When he is not rolling, the Baba is besieged by worshipers, well-wishers, and especially sick people seeking faith healing. Everyone from blind children to barren women, cripples and lepers, people with minor colds to people on the verge of death, seek out the Baba for his renowned faith healing prowess. Typically, the Baba utters a few words of blessing while the supplicants touch his feet as a sign of respect and then slaps them lightly with his rolling cloth, "sweeps away" their illness with his peacock-feather broom, or softly pokes the affected area of the body with a blunt holy sword. Following the treatment, the Babu hands the patients a packet of holy ashes, wrapped up in a page torn from a book by one of his disciples, instructing them to bathe in it in lieu of soap, after which the now-healed person drops a few coins in the alms box from which the Baba sustains his meager existence.

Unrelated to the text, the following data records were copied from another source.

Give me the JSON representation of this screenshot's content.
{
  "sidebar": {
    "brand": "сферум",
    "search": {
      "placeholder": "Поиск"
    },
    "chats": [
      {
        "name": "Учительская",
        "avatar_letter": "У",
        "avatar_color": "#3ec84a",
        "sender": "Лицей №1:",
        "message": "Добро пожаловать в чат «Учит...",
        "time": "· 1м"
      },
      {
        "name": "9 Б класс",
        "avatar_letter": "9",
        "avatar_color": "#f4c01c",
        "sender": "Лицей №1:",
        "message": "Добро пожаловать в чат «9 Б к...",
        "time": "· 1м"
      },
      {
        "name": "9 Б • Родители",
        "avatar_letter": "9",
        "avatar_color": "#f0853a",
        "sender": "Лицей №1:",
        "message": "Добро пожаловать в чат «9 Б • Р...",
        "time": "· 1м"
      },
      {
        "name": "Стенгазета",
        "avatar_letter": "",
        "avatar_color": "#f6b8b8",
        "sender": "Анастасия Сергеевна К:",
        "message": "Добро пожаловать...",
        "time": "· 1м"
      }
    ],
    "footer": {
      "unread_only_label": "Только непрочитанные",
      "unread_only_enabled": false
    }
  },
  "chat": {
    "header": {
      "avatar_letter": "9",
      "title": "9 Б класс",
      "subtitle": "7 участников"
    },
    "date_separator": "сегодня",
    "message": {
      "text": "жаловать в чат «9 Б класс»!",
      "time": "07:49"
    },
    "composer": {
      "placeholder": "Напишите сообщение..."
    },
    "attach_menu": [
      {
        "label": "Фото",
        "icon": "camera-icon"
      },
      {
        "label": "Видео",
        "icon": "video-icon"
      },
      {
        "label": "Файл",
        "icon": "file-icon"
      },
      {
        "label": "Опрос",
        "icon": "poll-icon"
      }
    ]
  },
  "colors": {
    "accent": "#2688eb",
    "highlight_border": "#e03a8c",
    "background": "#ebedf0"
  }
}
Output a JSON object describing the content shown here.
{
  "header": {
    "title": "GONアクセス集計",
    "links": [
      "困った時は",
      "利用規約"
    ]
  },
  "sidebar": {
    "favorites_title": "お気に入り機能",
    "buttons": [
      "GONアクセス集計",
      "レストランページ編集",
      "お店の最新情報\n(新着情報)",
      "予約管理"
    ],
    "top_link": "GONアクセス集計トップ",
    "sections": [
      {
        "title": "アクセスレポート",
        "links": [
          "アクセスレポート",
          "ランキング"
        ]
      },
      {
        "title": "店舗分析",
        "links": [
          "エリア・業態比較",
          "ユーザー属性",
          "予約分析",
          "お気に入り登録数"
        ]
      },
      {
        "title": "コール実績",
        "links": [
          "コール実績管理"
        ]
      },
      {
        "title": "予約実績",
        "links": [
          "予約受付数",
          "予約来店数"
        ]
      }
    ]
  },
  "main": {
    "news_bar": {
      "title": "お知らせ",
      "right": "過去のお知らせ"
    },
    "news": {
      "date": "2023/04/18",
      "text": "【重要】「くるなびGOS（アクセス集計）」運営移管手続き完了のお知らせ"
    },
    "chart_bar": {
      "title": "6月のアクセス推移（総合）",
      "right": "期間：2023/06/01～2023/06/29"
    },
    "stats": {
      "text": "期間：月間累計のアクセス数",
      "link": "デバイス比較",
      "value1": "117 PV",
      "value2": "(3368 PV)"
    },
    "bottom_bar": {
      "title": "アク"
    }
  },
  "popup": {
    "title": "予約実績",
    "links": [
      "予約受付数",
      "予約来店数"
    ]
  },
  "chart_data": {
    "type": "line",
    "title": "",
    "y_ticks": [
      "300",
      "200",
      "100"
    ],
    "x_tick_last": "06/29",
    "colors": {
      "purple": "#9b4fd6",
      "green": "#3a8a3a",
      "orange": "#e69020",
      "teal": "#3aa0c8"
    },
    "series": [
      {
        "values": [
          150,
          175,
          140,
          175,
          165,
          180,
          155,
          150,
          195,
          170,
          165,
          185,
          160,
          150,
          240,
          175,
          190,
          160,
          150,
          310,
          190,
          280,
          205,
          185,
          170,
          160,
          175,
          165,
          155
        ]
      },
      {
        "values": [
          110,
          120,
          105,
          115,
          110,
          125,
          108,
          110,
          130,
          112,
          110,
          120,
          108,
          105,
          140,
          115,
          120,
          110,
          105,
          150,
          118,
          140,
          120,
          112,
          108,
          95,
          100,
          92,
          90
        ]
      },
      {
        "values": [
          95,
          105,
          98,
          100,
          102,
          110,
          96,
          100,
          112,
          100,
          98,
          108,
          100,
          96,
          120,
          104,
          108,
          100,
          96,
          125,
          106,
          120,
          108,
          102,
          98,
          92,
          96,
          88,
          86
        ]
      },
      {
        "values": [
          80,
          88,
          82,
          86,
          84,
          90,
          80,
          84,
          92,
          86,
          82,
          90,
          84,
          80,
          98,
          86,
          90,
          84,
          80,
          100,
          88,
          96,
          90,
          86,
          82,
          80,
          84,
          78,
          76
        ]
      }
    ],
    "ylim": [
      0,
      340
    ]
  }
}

Ludkan Baba concedes that the mystical healing power is not his but God's. He is just a vessel: "Whatever blessings I have earned through my meditations, I distribute amongst the masses," he says. "And it is because of these blessings of the Almighty that they get relief from their various ailments. It is on the strength of my sufferings that they are cured. The blessings that I earn are passed on to them."


Quotations taken from "Saint, Peace Seeker, Hero by Turns." The Los Angeles Times. June 1, 2004.